Hello Readers! This blog is part 6 of the series “ARM concepts in Azure Stack for the WAP Administrator.” In this post we’ll discuss how the deployment of multi-tier applications concepts you are familiar with in Windows Azure Pack (WAP) map to Microsoft Azure Stack Technical Preview 1.

Note
Some information relates to pre-released product which may be substantially modified before it’s commercially released. Microsoft makes no warranties, express or implied, with respect to the information provided here.

I’m including the table of contents for this series of post so that you’ll find it easier to navigate across the series:

Table of contents

  1. Introductory post, and some first information on the Azure Stack POC architecture and ARM’s role
  2. Cloud Service Delivery
  3. Plans, offers, and subscriptions
  4. Resource Deployment
  5. Packaging and publishing templates on Azure Stack
  6. Multi-tier applications – this post
  7. In-guest configuration with ARM, and technologies such as Virtual Machines Extensions, including PowerShell Desired State Configuration (DSC)
  8. Troubleshooting IaaS deployments in Azure Stack

We will update the post with links to the new posts, as we publish them.
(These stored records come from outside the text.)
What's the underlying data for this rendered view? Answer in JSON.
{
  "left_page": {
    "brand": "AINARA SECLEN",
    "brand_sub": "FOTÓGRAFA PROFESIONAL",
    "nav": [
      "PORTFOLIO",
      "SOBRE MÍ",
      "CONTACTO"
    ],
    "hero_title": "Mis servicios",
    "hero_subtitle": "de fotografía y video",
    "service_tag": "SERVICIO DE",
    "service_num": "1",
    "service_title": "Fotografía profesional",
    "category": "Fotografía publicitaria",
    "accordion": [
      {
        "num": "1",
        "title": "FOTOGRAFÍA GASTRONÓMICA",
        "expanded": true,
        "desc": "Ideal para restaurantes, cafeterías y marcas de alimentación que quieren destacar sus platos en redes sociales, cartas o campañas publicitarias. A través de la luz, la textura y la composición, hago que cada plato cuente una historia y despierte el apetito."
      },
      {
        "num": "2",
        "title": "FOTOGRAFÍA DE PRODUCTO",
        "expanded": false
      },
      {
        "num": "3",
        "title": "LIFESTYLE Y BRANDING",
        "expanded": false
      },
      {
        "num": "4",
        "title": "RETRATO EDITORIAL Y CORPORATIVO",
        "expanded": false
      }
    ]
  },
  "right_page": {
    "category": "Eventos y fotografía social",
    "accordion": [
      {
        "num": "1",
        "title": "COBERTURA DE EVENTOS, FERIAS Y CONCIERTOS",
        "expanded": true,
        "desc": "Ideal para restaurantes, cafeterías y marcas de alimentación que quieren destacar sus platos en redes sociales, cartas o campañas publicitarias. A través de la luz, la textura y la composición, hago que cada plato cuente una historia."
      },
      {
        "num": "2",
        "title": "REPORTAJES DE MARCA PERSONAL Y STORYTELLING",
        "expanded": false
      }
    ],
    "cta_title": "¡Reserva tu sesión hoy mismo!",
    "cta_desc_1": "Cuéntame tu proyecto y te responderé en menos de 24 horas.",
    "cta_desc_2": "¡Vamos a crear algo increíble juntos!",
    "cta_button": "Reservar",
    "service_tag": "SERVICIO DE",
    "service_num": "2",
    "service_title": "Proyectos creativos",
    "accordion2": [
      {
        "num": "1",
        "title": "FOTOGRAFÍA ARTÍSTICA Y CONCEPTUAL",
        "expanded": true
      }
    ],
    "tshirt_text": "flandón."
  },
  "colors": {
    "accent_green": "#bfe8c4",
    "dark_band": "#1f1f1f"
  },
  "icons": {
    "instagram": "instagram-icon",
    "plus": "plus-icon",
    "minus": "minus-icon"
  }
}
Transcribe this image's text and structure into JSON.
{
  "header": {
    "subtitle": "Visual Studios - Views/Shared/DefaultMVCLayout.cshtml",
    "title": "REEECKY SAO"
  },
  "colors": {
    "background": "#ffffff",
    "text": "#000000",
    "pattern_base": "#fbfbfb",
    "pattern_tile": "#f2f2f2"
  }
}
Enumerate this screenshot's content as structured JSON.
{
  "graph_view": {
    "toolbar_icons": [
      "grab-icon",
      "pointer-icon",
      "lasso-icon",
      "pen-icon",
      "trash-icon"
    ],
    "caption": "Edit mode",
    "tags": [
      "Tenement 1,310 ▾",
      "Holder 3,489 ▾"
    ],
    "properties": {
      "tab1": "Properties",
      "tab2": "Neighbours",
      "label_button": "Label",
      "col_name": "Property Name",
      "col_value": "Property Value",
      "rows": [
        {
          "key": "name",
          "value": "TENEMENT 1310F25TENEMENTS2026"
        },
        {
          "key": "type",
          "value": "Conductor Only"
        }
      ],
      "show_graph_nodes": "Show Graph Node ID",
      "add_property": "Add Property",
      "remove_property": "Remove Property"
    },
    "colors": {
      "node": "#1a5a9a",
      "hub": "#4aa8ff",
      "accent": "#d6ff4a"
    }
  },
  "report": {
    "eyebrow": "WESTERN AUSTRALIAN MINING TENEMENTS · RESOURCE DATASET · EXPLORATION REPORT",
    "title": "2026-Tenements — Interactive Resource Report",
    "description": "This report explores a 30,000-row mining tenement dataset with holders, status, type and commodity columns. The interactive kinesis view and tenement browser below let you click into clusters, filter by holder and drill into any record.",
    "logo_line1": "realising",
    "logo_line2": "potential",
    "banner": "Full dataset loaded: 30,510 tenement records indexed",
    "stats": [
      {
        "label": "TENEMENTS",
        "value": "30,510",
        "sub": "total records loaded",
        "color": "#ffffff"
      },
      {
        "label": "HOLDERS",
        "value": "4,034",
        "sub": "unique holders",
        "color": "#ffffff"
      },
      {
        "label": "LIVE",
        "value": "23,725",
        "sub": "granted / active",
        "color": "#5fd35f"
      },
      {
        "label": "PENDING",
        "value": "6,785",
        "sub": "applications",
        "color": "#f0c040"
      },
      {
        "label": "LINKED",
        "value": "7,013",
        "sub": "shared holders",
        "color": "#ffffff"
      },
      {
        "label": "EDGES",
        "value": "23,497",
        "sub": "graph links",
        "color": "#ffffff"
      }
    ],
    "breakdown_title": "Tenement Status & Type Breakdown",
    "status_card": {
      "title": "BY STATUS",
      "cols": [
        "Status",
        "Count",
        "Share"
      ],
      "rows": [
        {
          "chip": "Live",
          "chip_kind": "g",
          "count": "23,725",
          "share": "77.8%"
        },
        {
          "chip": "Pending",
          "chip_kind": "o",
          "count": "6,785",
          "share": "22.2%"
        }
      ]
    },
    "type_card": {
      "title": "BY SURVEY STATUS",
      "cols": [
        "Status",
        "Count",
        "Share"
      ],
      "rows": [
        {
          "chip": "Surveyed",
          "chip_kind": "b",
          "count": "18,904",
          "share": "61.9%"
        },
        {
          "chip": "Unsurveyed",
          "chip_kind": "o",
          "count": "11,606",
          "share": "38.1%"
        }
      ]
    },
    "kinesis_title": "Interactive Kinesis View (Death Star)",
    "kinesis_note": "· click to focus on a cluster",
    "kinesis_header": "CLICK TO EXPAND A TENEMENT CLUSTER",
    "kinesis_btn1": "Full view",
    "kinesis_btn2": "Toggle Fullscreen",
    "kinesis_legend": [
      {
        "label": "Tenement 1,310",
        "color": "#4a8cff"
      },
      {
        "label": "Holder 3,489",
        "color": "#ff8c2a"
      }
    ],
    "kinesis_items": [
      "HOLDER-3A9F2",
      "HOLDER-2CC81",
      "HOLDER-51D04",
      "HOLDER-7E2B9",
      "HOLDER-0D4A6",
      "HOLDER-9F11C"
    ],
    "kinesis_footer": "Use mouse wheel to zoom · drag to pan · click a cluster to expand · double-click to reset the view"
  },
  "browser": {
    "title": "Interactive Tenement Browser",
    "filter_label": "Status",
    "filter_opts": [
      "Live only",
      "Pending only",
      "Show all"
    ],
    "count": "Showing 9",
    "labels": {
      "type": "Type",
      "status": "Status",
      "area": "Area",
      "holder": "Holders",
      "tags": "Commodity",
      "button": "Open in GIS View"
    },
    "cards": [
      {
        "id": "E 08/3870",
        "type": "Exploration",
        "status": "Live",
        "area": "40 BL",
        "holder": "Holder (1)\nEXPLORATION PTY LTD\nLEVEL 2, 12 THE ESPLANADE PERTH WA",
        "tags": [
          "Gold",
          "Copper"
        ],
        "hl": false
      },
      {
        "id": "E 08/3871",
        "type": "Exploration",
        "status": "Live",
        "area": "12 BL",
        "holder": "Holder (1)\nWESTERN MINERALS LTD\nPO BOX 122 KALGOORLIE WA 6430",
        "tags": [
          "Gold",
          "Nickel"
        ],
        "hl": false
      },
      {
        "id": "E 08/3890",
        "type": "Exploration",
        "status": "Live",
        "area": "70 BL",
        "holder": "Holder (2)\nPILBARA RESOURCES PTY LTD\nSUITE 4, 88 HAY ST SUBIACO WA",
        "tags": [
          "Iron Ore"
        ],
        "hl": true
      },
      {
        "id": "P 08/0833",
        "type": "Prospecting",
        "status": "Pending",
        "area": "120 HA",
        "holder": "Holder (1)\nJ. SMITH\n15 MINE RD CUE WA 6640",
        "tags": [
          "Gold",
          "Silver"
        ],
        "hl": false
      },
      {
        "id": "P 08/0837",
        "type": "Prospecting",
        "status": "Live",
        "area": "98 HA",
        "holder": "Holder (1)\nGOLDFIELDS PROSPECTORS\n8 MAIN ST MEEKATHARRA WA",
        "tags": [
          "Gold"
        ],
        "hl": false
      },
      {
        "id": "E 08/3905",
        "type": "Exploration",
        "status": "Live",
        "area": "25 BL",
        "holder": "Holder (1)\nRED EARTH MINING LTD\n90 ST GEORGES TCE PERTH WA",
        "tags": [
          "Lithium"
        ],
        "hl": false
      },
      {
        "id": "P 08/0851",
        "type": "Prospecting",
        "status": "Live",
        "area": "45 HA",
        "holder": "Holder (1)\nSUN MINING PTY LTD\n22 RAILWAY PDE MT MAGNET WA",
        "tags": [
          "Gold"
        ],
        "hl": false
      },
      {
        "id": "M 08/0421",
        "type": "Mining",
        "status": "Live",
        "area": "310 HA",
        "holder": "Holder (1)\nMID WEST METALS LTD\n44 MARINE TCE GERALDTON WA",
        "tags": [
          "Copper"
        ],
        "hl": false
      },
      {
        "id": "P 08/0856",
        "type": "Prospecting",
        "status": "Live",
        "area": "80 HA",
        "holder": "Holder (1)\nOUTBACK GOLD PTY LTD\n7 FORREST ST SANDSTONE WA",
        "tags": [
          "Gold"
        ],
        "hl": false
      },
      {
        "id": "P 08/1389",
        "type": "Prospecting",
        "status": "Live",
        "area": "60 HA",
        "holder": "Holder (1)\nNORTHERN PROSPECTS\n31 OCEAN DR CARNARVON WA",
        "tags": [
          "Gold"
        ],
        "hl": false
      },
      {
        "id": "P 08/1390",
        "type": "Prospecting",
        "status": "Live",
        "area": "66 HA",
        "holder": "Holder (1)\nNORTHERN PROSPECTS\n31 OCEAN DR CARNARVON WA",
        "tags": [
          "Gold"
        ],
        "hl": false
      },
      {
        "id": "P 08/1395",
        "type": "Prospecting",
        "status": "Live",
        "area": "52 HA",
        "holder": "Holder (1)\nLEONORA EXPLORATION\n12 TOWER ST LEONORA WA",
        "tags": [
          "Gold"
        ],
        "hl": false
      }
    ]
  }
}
With no more delay, let’s get started!

 


 

Multi-tier applications in WAP

As we discussed in previous post from this series, WAP tenants can deploy two types of virtual machines:

  • A Standalone Virtual Machine, which basically is a virtual machine with an operating system installed, such as a sysprepped Windows Server 2012 R2 or a specific Linux distribution.
  • A Virtual Machine Role, which is typically a virtual machine with an operating system installed and with an application installed and configured, such as a domain controller, a SQL Server, or a VM with SharePoint installed.

But out-of-the-box, WAP does not offer tenants the possibility to deploy multi-tier applications, such as SharePoint, Exchange or Lync, where the different components are installed across multiple servers.

As the WAP tenant portal only allows tenants to deploy one virtual machine at the time, then it’s up to the tenant to rely on an automation platform to coordinate and execute the deployment of the multi-tier application in the right sequence, and make sure dependencies are properly handled. But wait a second, System Center Service Management Automation (SMA) allows you to execute runbooks that could coordinate these activities, and also integrates with WAP? So couldn’t tenants use SMA to automate the deployment of their multi-tier applications?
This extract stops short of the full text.